Let's see, estimating, at $4 a gallon that would be 2500 gallons and at 24.4 cents a gallon federal tax on diesel it looks like he might save $610. Why, that is more than the stimulus rebate he might be getting in the mail. I wonder if he would notice if he only got $30 back from the IRS?
And Thompson just went right along with him, they were both so hyped up on berating Hillary he didn't even notice. No, they "made it plain" that facts and accuracy are not important as long as they turn people against Hillary and further divide the democratic party in the process.
OK, enough about that. Now I may slip up on occasion and get a fact wrong, but Mary Kate Rush really goofed in a letter to the Birmingham News this morning.
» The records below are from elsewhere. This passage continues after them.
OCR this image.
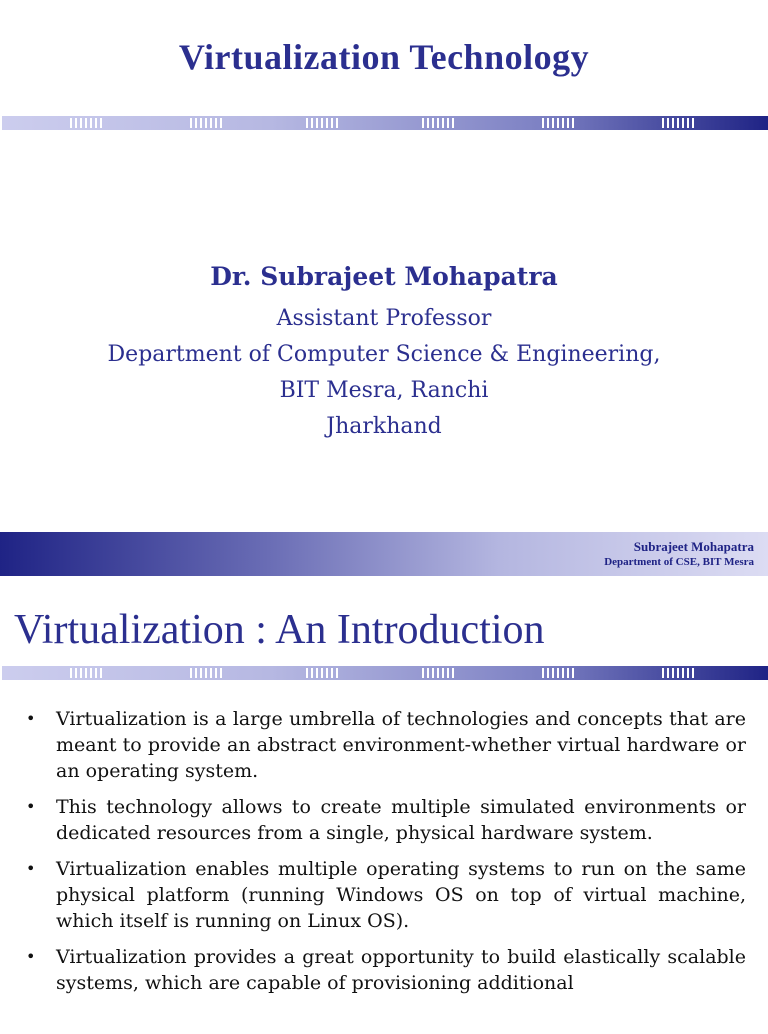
Virtualization Technology
Dr. Subrajeet Mohapatra
Assistant Professor
Department of Computer Science & Engineering,
BIT Mesra, Ranchi
Jharkhand
Subrajeet Mohapatra
Department of CSE, BIT Mesra
Virtualization : An Introduction
• Virtualization is a large umbrella of technologies and concepts that are meant to provide an abstract environment-whether virtual hardware or an operating system.
• This technology allows to create multiple simulated environments or dedicated resources from a single, physical hardware system.
• Virtualization enables multiple operating systems to run on the same physical platform (running Windows OS on top of virtual machine, which itself is running on Linux OS).
• Virtualization provides a great opportunity to build elastically scalable systems, which are capable of provisioning additional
She is complaining about the Jefferson County Commission considering charging non-users of the sewer system a fee, and she wrote the following,
Reading Commissioner Shelia Smoot's recommendation that the nonuser fee be called a "Clean Water Act fee, " I recall that Hamlet said, "A rose by any other name would smell as sweet." A nonuser fee by any other name will stink just as bad.
Well, Hamlet was not worried about Romeo's family name, but two young lovers were.
JULIET:
'Tis but thy name that is my enemy;
Thou art thyself, though not a Montague.
What's Montague? it is nor hand, nor foot,
Nor arm, nor face, nor any other part
Belonging to a man. O, be some other name!
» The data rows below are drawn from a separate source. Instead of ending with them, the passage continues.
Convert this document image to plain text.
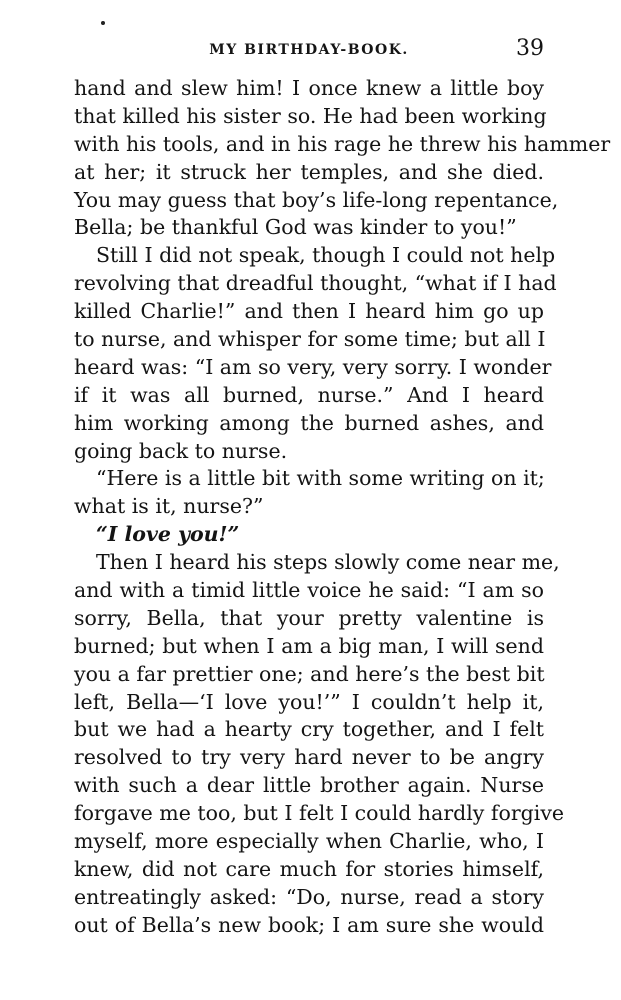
MY BIRTHDAY-BOOK.	39
hand and slew him! I once knew a little boy
that killed his sister so. He had been working
with his tools, and in his rage he threw his hammer
at her; it struck her temples, and she died.
You may guess that boy’s life-long repentance,
Bella; be thankful God was kinder to you!”
Still I did not speak, though I could not help
revolving that dreadful thought, “what if I had
killed Charlie!” and then I heard him go up
to nurse, and whisper for some time; but all I
heard was: “I am so very, very sorry. I wonder
if it was all burned, nurse.” And I heard
him working among the burned ashes, and
going back to nurse.
“Here is a little bit with some writing on it;
what is it, nurse?”
“I love you!”
Then I heard his steps slowly come near me,
and with a timid little voice he said: “I am so
sorry, Bella, that your pretty valentine is
burned; but when I am a big man, I will send
you a far prettier one; and here’s the best bit
left, Bella—‘I love you!’” I couldn’t help it,
but we had a hearty cry together, and I felt
resolved to try very hard never to be angry
with such a dear little brother again. Nurse
forgave me too, but I felt I could hardly forgive
myself, more especially when Charlie, who, I
knew, did not care much for stories himself,
entreatingly asked: “Do, nurse, read a story
out of Bella’s new book; I am sure she would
What's in a name? that which we call a rose
By any other name would smell as sweet;
So Romeo would, were he not Romeo call'd,
Retain that dear perfection which he owes
Without that title. Romeo, doff thy name,
And for that name which is no part of thee
Take all myself.
While her point is well taken, Mary Kate needs to brush up on her Shakespeare before she uses it beside her lessons from history, because as people recognize her lack of knowledge of literature they might discredit her recall of history as well.
And I have to comment on Cynthia Tucker's column which also appeared in the Opinions section of today's paper.
She writes about resume inflation, but not the kind that gets football coaches jobs or ladder-climbers executive positions, but the ones that get gangsta rap musicians their cred.
Atlanta star Akon, who claimed to spend three years the fed for running a "notorious" car theft operation, as it turns out, just spent a few months in the DeKalb county jail on charges that were later dropped. Akon, whose real name is Aliaune Thiam, "made up a criminal history claiming he was a carjacker who owned chop shops but was finally brought down because he was ratted out by jealous underlings."
Tucker points out "You gain respect in thug culture - and millions of dollars in record and ring-tone sales - only if you're a bona fide thug."
The impression is that by abandoning one's middle-class suburban upbringing, which is how Akon was raised, and inventing a thug life history, one can do better than by becoming a "teacher or a chemist or an accountant" or becoming "a responsible father and husband."
And indeed, Akon did do better, after titling his cd "Konvicted" which apparently he never was.
And in an enlightening moment for those of us in Birmingham (area) where droopy pants and poor taste in underwear has been on the city council agenda comes this, from Tucker's oped.
Indeed, the baggy britches that are now de rigeur in hip-hop circles grew out of jail rituals. when men are arrested, their belts are confiscated, so their trousers tend to droop. It's from that unfortunate facet of ghetto life that the ubiquitous sagging pants were launched.
So kids want to be like their prison dwelling role models. We'd better listen to Cynthia Tucker, Bill Cosby and others who have seen the reality of what is and has been happening in our culture over the last several decades. A generation is being destoyed.